Michigan beat Wisconsin 87-79 on Sunday afternoon
The Michigan Wolverines needed a miracle.
Trailing the Wisconsin Badgers 68-65 with just 2.1 seconds on the clock, Michigan was facing a difficult inbound pass from the corner of their baseline. And they had no timeouts.
Terrance Williams lofted the ball beyond the three-point line, and Hunter Dickinson used every bit of his 7-foot-3 wingspan — and possibly a forearm shiver — to corral it. He then turned and fired an off-balance prayer from 28 feet.
That will be the shot people remember. But this was a tremendously entertaining back-and-forth affair between two teams desperately trying to claw their way off the NCAA tournament bubble. It scarcely resembled the ugly rock fight these squads participated in just 12 days earlier.
Late in the second half it appeared the Wolverines were going to drop yet another close game, and Badgers guard Max Klesmit was poised to be the hero. The junior banked in a three with just under two minutes to play to give Wisconsin a 64-61 lead, and then he blocked the potential go-ahead layup from Kobe Bufkin with 11 seconds remaining.
Sophomore guard Kamari McGee then sank two free throws to put Wisconsin up three. The Badgers chose not to foul, and that looked like a sound decision after Klesmit blocked Bufkin’s game-tying three-point attempt. But the block went out of bounds, and next came the Dickinson Miracle.
The Michigan Wolverines are now 17-12 on the season, and tied for second in the Big Ten with an 11-7 conference record. They finish their season with road games at Illinois on Thursday, and at Indiana on Sunday. They likely need to win at least one of those contests to make the NCAA Tournament.
Here are three takeaways from Sunday’s game:
Youth is Served
It was Senior Day at the Crisler Center, but the best performances on Sunday came from the youngest players on the floor. Wisconsin freshman Connor Essegian grew up a Michigan fan, but he led the Badgers with 24 points on Sunday. He frequently shook loose from Wolverines defenders, and hit a jumper with 25 seconds left in regulation to put Wisconsin up 66-65.
Not to be outdone, Michigan’s youngest player Kobe Bufkin led all scorers with a career-high 28 points. Bufkin chipped in eight rebounds, two assists, and two steals, and he also put the Wolverines up for good in overtime with an and-one layup.
And then there’s Michigan freshman point guard Dug McDaniel, who continued his late-season surge. He didn’t record an assist on Sunday, but he also set a career-high with 20 points, including eight in overtime.
Dickinson Comes, Dickinson Goes
Dickinson’s shot wasn’t his only contribution during the game. But, as with most of his season, the junior big man was frustratingly inconsistent. He was seemingly absent for the first 12 minutes of the game before picking up an offensive foul with Wisconsin leading 20-16. Then he dominated the rest of the half, pouring in 10 points and adding four rebounds and two assists to help Michigan to a 35-27 halftime lead.
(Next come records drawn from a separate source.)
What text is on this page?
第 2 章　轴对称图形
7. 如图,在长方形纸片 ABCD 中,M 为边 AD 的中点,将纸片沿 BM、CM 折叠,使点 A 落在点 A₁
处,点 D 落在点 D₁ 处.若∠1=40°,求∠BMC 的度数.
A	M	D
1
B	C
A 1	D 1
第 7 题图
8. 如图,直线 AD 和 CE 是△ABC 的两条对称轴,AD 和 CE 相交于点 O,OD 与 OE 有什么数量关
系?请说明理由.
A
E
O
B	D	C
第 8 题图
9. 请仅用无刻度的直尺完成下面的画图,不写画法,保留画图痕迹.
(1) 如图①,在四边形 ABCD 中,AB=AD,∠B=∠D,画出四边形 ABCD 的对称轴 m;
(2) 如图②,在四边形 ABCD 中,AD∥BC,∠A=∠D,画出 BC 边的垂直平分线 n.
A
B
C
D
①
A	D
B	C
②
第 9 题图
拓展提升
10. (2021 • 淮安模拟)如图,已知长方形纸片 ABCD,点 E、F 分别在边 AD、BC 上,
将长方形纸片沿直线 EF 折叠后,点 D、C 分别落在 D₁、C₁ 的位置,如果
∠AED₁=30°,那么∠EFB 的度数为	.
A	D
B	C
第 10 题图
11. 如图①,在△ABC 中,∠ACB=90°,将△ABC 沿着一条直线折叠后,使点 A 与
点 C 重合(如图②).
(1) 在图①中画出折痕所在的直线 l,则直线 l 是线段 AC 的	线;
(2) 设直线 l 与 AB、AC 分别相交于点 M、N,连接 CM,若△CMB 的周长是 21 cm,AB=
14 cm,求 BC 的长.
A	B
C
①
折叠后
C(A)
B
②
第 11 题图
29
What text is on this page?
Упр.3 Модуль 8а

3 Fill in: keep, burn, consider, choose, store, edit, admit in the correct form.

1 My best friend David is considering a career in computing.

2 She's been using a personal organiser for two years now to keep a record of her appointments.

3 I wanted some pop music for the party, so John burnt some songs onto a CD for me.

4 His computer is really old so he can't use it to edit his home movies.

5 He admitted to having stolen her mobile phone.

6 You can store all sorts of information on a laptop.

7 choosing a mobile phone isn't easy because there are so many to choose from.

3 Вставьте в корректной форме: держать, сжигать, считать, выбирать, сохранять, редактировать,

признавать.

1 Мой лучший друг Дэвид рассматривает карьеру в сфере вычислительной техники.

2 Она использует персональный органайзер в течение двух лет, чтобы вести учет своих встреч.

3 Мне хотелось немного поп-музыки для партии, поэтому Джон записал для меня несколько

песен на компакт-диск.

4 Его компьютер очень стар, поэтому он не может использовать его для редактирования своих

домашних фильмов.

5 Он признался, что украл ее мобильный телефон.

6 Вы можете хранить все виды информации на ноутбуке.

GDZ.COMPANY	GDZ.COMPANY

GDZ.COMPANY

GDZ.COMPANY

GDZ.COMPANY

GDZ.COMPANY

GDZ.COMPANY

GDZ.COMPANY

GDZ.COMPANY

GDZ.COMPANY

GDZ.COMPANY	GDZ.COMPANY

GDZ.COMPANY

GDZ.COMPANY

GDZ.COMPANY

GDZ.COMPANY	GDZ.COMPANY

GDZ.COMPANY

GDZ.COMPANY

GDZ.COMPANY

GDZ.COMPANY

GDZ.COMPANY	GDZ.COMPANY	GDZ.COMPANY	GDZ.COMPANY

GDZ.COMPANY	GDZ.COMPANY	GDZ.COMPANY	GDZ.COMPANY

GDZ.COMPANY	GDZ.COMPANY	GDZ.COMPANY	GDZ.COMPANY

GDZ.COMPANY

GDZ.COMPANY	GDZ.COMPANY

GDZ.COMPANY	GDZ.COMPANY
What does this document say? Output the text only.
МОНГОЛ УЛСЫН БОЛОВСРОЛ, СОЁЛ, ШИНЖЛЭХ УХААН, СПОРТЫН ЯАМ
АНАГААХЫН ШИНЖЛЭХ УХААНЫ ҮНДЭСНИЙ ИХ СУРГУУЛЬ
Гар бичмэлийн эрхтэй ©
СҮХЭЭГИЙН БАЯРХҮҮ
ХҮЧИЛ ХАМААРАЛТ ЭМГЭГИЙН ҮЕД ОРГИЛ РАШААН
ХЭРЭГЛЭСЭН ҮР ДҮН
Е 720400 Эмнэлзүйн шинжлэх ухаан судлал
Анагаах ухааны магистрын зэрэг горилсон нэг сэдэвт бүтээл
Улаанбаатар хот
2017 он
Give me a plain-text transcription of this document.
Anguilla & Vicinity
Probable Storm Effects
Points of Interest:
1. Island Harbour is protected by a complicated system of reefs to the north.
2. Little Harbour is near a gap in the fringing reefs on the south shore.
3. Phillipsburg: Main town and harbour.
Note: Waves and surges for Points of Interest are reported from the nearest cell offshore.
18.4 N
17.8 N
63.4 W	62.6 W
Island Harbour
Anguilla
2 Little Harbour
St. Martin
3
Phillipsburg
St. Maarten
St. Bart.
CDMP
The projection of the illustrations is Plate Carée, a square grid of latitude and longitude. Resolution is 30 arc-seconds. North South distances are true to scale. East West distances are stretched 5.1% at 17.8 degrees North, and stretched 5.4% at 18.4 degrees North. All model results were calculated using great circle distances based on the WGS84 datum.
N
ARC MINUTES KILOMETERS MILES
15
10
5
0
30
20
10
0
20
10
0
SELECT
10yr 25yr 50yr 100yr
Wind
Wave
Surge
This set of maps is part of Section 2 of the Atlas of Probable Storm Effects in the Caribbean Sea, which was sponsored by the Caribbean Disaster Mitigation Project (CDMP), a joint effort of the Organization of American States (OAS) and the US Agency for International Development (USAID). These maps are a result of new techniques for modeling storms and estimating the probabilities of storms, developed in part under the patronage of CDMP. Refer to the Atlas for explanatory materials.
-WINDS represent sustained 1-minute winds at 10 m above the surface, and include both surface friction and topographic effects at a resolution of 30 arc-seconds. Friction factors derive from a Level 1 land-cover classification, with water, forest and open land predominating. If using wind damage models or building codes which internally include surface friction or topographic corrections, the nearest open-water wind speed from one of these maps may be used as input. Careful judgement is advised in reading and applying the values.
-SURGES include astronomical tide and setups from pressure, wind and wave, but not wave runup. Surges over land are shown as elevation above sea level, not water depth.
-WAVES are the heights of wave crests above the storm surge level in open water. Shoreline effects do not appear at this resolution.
Then he disappeared again. Dickinson took just three shots in the first 17 minutes of the second half. But he reappeared when Michigan needed him the most, grabbing a huge offensive rebound, and scoring seven of Michigan’s final nine points of the half. In the end he finished with a terrific all-around game, scoring 23 points on 9-of-13 shooting, with ten rebounds, four assists, two blocks, and a steal.
Goodbye Baker…and Jett and Kobe?
It was an unusually small senior class for Michigan this year, with only grad transfer Joey Baker being feted before the game. Baker didn’t have a particularly good game, finishing just 2-for-8 from the field for nine points. But his two made three-pointers both came at opportune times, and he sank two big free throws in the second half.
But Baker probably wasn’t the only Michigan Wolverine playing his final home game in Ann Arbor. Freshman wing Jett Howard didn’t play at all on Sunday with a sprained ankle, but he’s a projected lottery pick. His status as the coach’s son may keep him at school, but turning down lottery money seems unwise. And then there’s Bufkin, whose late-season emergence has not gone unnoticed by NBA scouts. Next year’s Wolverines may look very different.